La querelle entre néerlandophones et francophones de Belgique, un temps reléguée au second plan par la crise économique, a resurgi mercredi avec fracas, les durs des deux camps jouant la surenchère avant des négociations difficiles sur l'avenir du pays.

Un responsable francophone a assimilé la position de la Flandre à l'occupation nazie pendant la Deuxième guerre mondiale.

Les hostilités avaient été ouvertes la veille par le ministre de l'Intérieur de la région de Flandre (nord), Geert Bourgeois, membre d'un parti indépendantiste, la NVA, en pleine ascension selon les sondages.

Il a signifié un refus définitif de nommer trois maires francophones de la périphérie flamande de Bruxelles.

Élus en octobre 2006, ces maires ne sont toujours pas validés pour cause de violation de la législation linguistique flamande. Ils ont adressé des documents électoraux en français à leurs administrés francophones, majoritaires dans ces trois communes de Crainhem, Wezembeek-Oppem et Linkebeek, voisines de Bruxelles mais situées en Flandre.

La mesure renouvelle une décision déjà prise deux fois par le prédécesseur de M. Bourgeois, le libéral flamand (VLD) Marino Keulen, mais elle est présentée comme irrévocable.

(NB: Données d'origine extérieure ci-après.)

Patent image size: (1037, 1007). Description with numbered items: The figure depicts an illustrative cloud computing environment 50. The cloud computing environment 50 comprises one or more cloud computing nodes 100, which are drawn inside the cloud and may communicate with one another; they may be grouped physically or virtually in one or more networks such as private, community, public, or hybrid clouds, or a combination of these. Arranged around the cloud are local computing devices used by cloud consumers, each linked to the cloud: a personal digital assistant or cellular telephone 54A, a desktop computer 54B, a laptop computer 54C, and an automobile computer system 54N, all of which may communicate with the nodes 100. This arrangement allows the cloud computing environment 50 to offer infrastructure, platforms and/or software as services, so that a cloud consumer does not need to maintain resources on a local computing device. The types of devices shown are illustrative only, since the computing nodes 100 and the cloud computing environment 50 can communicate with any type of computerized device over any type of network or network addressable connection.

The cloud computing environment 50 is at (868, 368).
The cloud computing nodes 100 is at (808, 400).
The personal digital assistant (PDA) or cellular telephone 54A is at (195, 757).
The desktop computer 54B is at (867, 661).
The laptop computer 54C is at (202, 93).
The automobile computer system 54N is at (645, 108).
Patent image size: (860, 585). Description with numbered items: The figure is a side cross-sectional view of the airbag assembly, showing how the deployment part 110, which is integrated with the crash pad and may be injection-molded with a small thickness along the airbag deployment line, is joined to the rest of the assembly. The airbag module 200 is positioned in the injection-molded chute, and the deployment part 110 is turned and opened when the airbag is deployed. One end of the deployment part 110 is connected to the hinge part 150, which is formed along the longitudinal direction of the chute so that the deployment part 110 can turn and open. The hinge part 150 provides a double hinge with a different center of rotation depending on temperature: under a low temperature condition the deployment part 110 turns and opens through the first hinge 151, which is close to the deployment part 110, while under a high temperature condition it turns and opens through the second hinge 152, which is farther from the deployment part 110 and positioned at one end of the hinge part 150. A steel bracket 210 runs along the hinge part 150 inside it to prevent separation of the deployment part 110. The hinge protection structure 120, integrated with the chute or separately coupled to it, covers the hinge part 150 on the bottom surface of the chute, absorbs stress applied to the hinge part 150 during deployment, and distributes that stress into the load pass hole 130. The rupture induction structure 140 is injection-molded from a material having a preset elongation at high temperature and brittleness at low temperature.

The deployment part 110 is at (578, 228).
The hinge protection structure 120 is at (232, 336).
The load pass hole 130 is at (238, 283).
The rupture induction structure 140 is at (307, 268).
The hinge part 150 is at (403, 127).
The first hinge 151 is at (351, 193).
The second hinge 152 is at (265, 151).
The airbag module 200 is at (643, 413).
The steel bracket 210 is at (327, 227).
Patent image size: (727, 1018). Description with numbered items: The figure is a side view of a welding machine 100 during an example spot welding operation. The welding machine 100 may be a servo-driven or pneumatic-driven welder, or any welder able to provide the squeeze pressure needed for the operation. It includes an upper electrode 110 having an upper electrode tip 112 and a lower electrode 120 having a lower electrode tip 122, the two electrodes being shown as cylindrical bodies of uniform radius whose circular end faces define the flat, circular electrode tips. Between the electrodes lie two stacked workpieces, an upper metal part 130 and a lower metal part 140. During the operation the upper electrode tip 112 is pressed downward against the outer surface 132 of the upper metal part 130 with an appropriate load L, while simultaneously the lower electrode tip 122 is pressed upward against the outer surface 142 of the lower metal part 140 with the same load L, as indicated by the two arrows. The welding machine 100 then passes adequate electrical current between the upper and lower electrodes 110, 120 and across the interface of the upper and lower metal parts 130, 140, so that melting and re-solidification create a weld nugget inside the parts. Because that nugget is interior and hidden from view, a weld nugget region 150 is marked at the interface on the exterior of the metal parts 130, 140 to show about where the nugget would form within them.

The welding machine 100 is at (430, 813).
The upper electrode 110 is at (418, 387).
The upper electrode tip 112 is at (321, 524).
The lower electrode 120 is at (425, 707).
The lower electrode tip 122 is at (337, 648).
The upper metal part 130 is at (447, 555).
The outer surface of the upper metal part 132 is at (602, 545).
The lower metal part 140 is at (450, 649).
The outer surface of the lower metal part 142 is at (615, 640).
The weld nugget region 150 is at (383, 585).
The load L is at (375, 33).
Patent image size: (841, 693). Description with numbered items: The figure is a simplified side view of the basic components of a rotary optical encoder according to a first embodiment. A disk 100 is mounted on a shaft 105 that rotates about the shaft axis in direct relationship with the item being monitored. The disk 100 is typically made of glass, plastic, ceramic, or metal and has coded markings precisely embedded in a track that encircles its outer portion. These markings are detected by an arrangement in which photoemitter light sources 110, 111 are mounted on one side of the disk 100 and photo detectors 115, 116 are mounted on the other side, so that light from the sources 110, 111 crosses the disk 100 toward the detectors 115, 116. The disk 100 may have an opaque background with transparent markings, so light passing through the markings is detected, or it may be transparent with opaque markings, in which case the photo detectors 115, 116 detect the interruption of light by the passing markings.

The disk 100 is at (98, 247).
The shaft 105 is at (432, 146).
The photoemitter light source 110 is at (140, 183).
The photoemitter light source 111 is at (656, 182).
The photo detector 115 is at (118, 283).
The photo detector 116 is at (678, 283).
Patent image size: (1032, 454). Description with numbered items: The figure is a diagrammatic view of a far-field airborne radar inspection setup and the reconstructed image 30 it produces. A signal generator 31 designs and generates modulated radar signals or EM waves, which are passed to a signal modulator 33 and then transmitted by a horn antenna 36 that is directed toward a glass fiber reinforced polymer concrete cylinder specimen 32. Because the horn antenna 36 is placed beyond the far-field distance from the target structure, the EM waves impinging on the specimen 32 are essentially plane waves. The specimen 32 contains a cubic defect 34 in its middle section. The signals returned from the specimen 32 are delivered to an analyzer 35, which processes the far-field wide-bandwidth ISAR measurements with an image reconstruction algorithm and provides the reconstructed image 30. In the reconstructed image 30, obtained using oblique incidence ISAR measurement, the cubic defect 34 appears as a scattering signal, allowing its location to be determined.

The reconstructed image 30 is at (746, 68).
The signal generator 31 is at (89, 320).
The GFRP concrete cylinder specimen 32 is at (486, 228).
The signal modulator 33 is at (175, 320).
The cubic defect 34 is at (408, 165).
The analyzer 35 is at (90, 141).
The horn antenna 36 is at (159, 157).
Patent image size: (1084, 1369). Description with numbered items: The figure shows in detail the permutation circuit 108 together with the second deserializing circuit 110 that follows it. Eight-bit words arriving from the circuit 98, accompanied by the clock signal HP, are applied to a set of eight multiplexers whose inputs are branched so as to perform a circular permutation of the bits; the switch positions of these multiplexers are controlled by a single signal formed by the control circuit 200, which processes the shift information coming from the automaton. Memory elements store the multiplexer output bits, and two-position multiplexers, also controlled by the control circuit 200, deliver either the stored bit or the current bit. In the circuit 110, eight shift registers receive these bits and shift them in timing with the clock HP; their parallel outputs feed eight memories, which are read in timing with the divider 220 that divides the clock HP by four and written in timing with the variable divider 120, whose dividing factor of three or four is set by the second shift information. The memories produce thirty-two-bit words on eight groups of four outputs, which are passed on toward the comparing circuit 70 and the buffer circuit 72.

Et surtout, elle intervient alors que des négociations entre les deux communautés sur la réforme institutionnelle du pays réclamée par la Flandre, pour accroître son autonomie régionale, devraient reprendre après Pâques.

L'ex-premier ministre Jean-Luc Dehaene, mandaté pour préparer cette réforme, remettra son rapport vers le 19 avril.

Sa proposition la plus attendue porte sur la question clé du district bilingue de Bruxelles Hal-Vilvorde (BHV), dont la Flandre réclame la suppression au grand dam des 100.000 francophones de la banlieue bruxelloise.

Voyant le danger, le Parti socialiste francophone (PS) a appelé les «modérés» à «ne pas tomber dans le piège» de la NVA.

Un appel que le dirigeant historique des plus radicaux des francophones de Bruxelles et de sa région, Olivier Maingain, n'a pas écouté.

D'autant que certains des maires visés appartiennent au parti qu'il préside, celui des Fédéralistes démocrates francophones (FDF), aile du Mouvement réformateur (libéral).

Soulignant que M. Bourgeois a demandé par courrier aux conseils municipaux de nommer trois autres maires, M. Maingain s'est insurgé: «Où va-t-on? Ce sont des pratiques - j'ose l'expression qui est très forte - dignes de l'Occupation allemande (...) lorsqu'on désignait des bourgmestres parce qu'ils étaient les alliés de l'occupant», a-t-il déclaré au journal La Libre Belgique.

Par cette évocation incendiaire de la Deuxième Guerre mondiale, le leader du FDF a sciemment remué une question très sensible en Belgique, l'Allemagne nazie ayant favorisé le sécessionnisme flamand.

Un grand père du chef de la NVA, Bart De Wever, était membre d'un parti nationaliste largement collaborationniste, le VNV.

L'autre grand parti indépendantiste flamand actuel, le Vlaams Belang, est classé à l'extrême-droite.

M. Maingain met en garde: «Un accord sur BHV sans élargissement de Bruxelles et sans l'entrée de ces communes dans la Région bruxelloise, cela se fera sans le MR et le FDF!».

Les déclarations de M. Maingain, devenu au fil des années la bête noire de la Flandre, ont provoqué la colère des partis chrétien-démocrate et libéral flamands siégeant au gouvernement fédéral, qui ont exigé qu'il retire ses propos «très exagérés» et «offensants».

Leurs partenaires libéral et centriste francophones, eux, ont préféré mettre l'accent sur la «très mauvaise décision» de Geert Bourgeois ou réclamé la fin de ces bagarres «de bac à sable».